Key principles of showering and toileting aids
Showering and toileting aids increase the risk to skin integrity because:
- The person is naked, with skin exposed, when using or transferring onto the equipment.
- Most commodes, toilets and benches with apertures have a reduced seating surface area, increasing the risk of pressure injuries.
- Many bathrooms offer less circulation space, increasing the difficulty of toilet transfers.
- Shower commodes have a higher seat clearance, increasing the difficulty of toilet transfers.
- Machine-made seats have limited padding or heat-welded seams, that can leave sharp edges.
- The equipment in wet and slippery, creating fall risks.
Common problems with showering and toileting aids
- Dry trials: Testing bathroom equipment before use, known as ‘dry trials’, does not allow for an accurate comparison of use in wet conditions, where the person will be naked, wet, sitting for a prolonged time and reaching or leaning to carry out self-hygiene.
- Padding: Consider the need for padded equipment for people who have sensory deficits, including benches and toilet seats.
- Shear and friction: Can occur during repositioning, while performing repetitive bowel tasks.
- Sacral pressure: Positioning the sacrum on the rear of the seat aperture increases stability but increases pressure over the sacral region.
- Natal cleft stretching or splitting: This can occur because of too much weight shift and movement forward into the aperture, usually due to poor posture or the aperture being too big.
- Reduced stability and balance in an upright position: Positioning stability can be achieved with an appropriate combination of thigh, trunk and leg support. Seat-to-backrest angle, tilt-in space function, armrests and leg rest supports should all be considered to achieve stable seating in a commode.
- Poor equipment maintenance: See ‘Showering and toileting equipment maintenance checklist‘ below.
Ischial pressure: Skin breakdown can occur when the ischial bones make contact with the internal rim at the side or front. This can be a result of inappropriate aperture shape and size or postural changes. The risk is higher with poor quality seat padding at the aperture.
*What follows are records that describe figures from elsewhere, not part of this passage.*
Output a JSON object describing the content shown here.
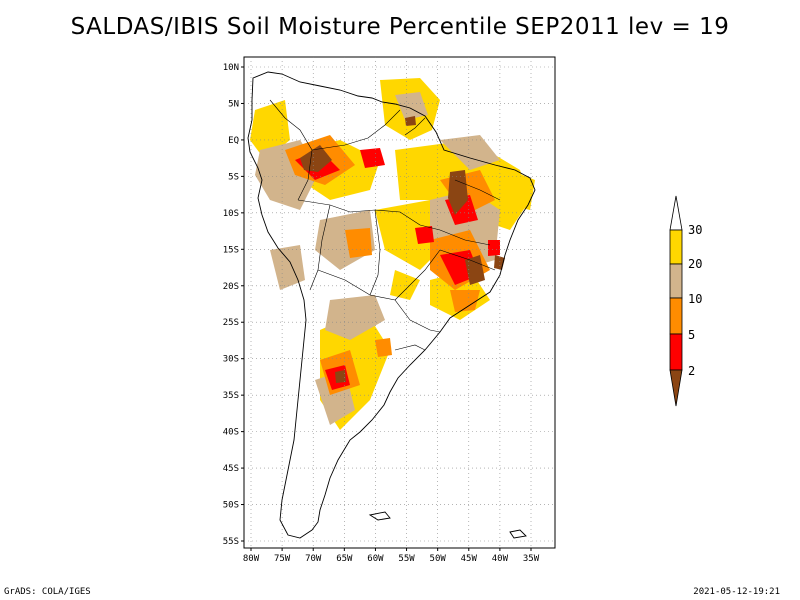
{
  "title": "SALDAS/IBIS Soil Moisture Percentile SEP2011 lev = 19",
  "footer": {
    "left": "GrADS: COLA/IGES",
    "right": "2021-05-12-19:21"
  },
  "map": {
    "lon_range": [
      -81,
      -32
    ],
    "lat_range": [
      -56,
      12
    ],
    "lat_ticks": [
      "10N",
      "5N",
      "EQ",
      "5S",
      "10S",
      "15S",
      "20S",
      "25S",
      "30S",
      "35S",
      "40S",
      "45S",
      "50S",
      "55S"
    ],
    "lon_ticks": [
      "80W",
      "75W",
      "70W",
      "65W",
      "60W",
      "55W",
      "50W",
      "45W",
      "40W",
      "35W"
    ],
    "grid": true
  },
  "colorbar": {
    "labels": [
      "30",
      "20",
      "10",
      "5",
      "2"
    ],
    "colors": [
      "#ffd700",
      "#d2b48c",
      "#ff8c00",
      "#ff0000",
      "#8b4513"
    ]
  }
}
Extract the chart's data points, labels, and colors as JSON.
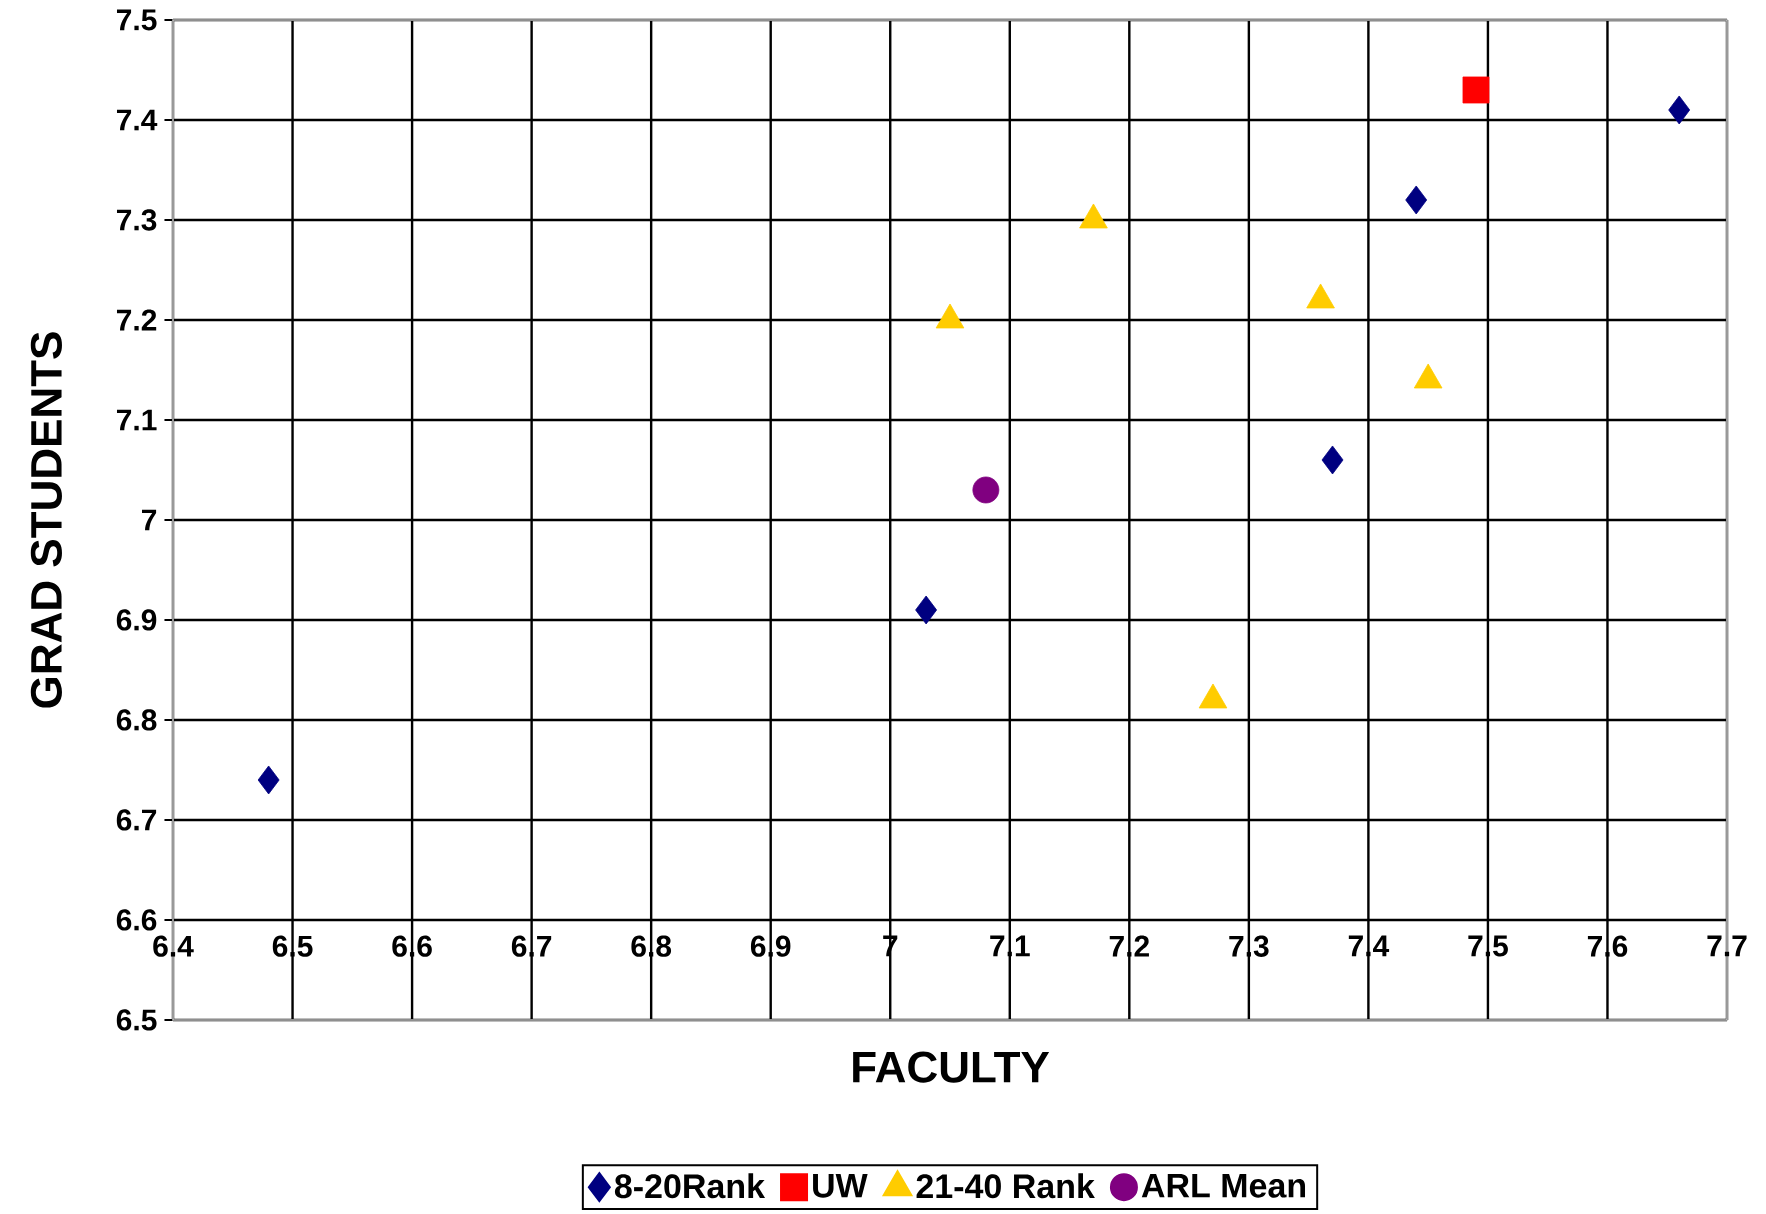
{
  "chart_data": {
    "type": "scatter",
    "xlabel": "FACULTY",
    "ylabel": "GRAD STUDENTS",
    "xlim": [
      6.4,
      7.7
    ],
    "ylim": [
      6.5,
      7.5
    ],
    "xticks": [
      6.4,
      6.5,
      6.6,
      6.7,
      6.8,
      6.9,
      7,
      7.1,
      7.2,
      7.3,
      7.4,
      7.5,
      7.6,
      7.7
    ],
    "yticks": [
      6.5,
      6.6,
      6.7,
      6.8,
      6.9,
      7,
      7.1,
      7.2,
      7.3,
      7.4,
      7.5
    ],
    "grid": true,
    "legend": "bottom",
    "series": [
      {
        "name": "8-20Rank",
        "color": "#000080",
        "marker": "diamond",
        "x": [
          6.48,
          7.03,
          7.37,
          7.44,
          7.66
        ],
        "values": [
          6.74,
          6.91,
          7.06,
          7.32,
          7.41
        ]
      },
      {
        "name": "UW",
        "color": "#ff0000",
        "marker": "square",
        "x": [
          7.49
        ],
        "values": [
          7.43
        ]
      },
      {
        "name": "21-40 Rank",
        "color": "#ffcc00",
        "marker": "triangle",
        "x": [
          7.05,
          7.17,
          7.36,
          7.45,
          7.27
        ],
        "values": [
          7.2,
          7.3,
          7.22,
          7.14,
          6.82
        ]
      },
      {
        "name": "ARL Mean",
        "color": "#800080",
        "marker": "circle",
        "x": [
          7.08
        ],
        "values": [
          7.03
        ]
      }
    ]
  }
}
Side opening seats: A complete cut-out of the seat and frame creates corners that cause points for increased pressure. An alternative could be a ‘bite’, which enables the person to reach close to their thigh for hygiene and toileting needs as well as retain pressure distribution over the thigh.
It is important to maintain equipment and to check for:
- Brittleness of the vinyl, where it loses stretch and conformity. This may appear as creases or cracks in the covering.
- Exposure of the baseboard, often along the inner rims of apertures where foam has lost resilience. Clinicians can assess this through palpation of the foam.
- Damage to the foam, such as water ingress. Damage can be noted when air is expressed from the seat when sitting on it, as visible compression of the foam.